Bem, não foi assim tão dramático. Isto aconteceu tudo na minha cabeça, mas na verdade só levei uma mão à testa e pedi misericórdia pela pessoa que tinha ousado fazer a legendagem daquele filme.

 

Porque quanto mais assistia, mais casos via, e mais vontade tinha de esmurrar alguém.

 

Pode não parecer, mas tenho um grande respeito por quem faz tradução. Além de ser necessário conhecer as línguas de uma ponta à outra, ainda têm de conhecer cultura e hábitos que as possam influenciar. Mais do que passar para português uma coisa falada em inglês, precisam avaliar oque faz sentido tendo em conta o contexto e personagens, e época.

 

A esta última parte dou muita importância. Mais do que uma tradução literal de tudo o que é dito, eu quero uma tradução verdadeira. Quero que aquilo que estou a ouvir seja precisamente aquilo que estou a ler, mesmo que as palavras não estejam a ser traduzidas completamente.

 

É um trabalho difícil, mas é necessário. Ver uma criança de 13 anos a dizer ‘O que me vai suceder?’ não é natural – é só parvo.

 

É parvo que algumas personagens acabem por dizer coisas que não só é impossível que façam parte do seu vocabulário, como não faz sentido na ocasião. O puto vai ficar sozinho numa zona de guerra, vai mesmo lembrar-se da palavra suceder?

 

Não; vai pensar em algo mais simples, mais direto e muito mais adequada ao seu léxico e até idade.

 

Quando digo que a vida é demasiado curta par amás traduções, estou mesmo a falar a sério. Apesar de respeitar quem tem este trabalho, e de saber em primeira mão que não é fácil, não posso desculpar quem não me ajuda a percecionar uma mensagem da melhor forma.

 

É claro que a opção é ver filmes sem legendas, mas se elas existem, porque é que tenho de tomar essa escolha? Enquanto espectadora tenho o direito a usufruir de um trabalho imaculado por parte de todos os intervenientes. Se exijo um bom filme, que não me faça disperdiçar o meu tempo, tenho de ter a mesma atitude para com aqueles que o tentam aproximar da minha realidade linguística.

 

Há muitos anos que já me desabituei a ler livros traduzidos para português. Tenho dado preferência aos originais, mas tenho a facilidade de me ser tão fácil ler em inglês como em português (com as devidas limitações). Sobretudo depois de ver algumas atrozes traduções, como alguém que decidiu traduzir ‘cold feet’ (uma expressão que significa que alguém se arrependeu, ou deixou de ter vontade ou motivação para fazer algo) por ‘pés frios’. Vá lá, isso é só gozar com as pessoas.

 

Ao longo do tempo tenho visto traduções semelhantes nas legendas de filmes.

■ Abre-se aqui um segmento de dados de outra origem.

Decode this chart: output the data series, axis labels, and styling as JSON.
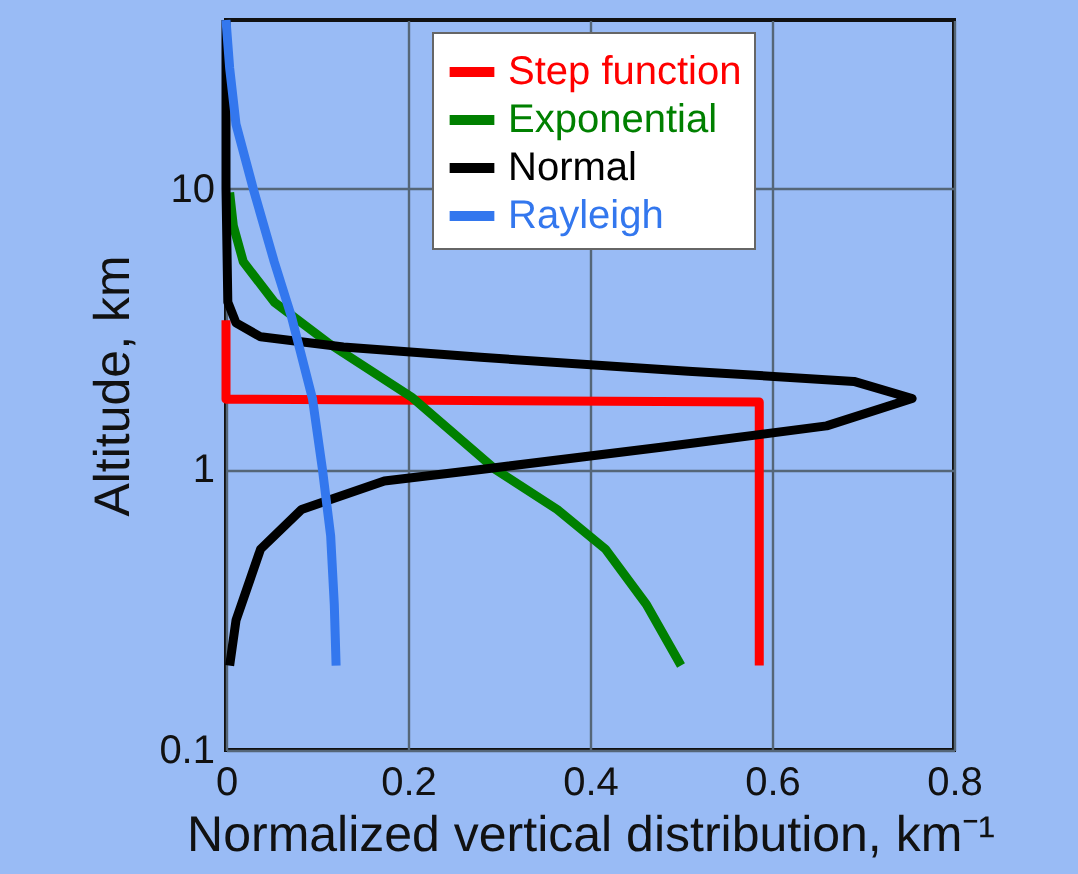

É terrível, sobretudo porque nem sempre quem está a ler tem o domínio da outra língua para perceber que está errado, ou não tão correto.

 

Se me perguntarem, tenho plena consciência que o exemplo que me fez saltar a boneca não está errado, ou mal traduzido. Suceder é uma boa tradução, mas não neste contexto. E encontrar a palavra correta é tão importante como escolher aquela que se adequa melhor à situação.

 

Isso sim, faz a diferença entre uma boa tradução, e apenas uma legendagem que me deixa perceber de alguma forma aquilo que estão a dizer.

 

E não me faz perder tempo e esforço a ler, quando podia apenas ouvir e ter uma noção muito mais acertada do que está a acontecer.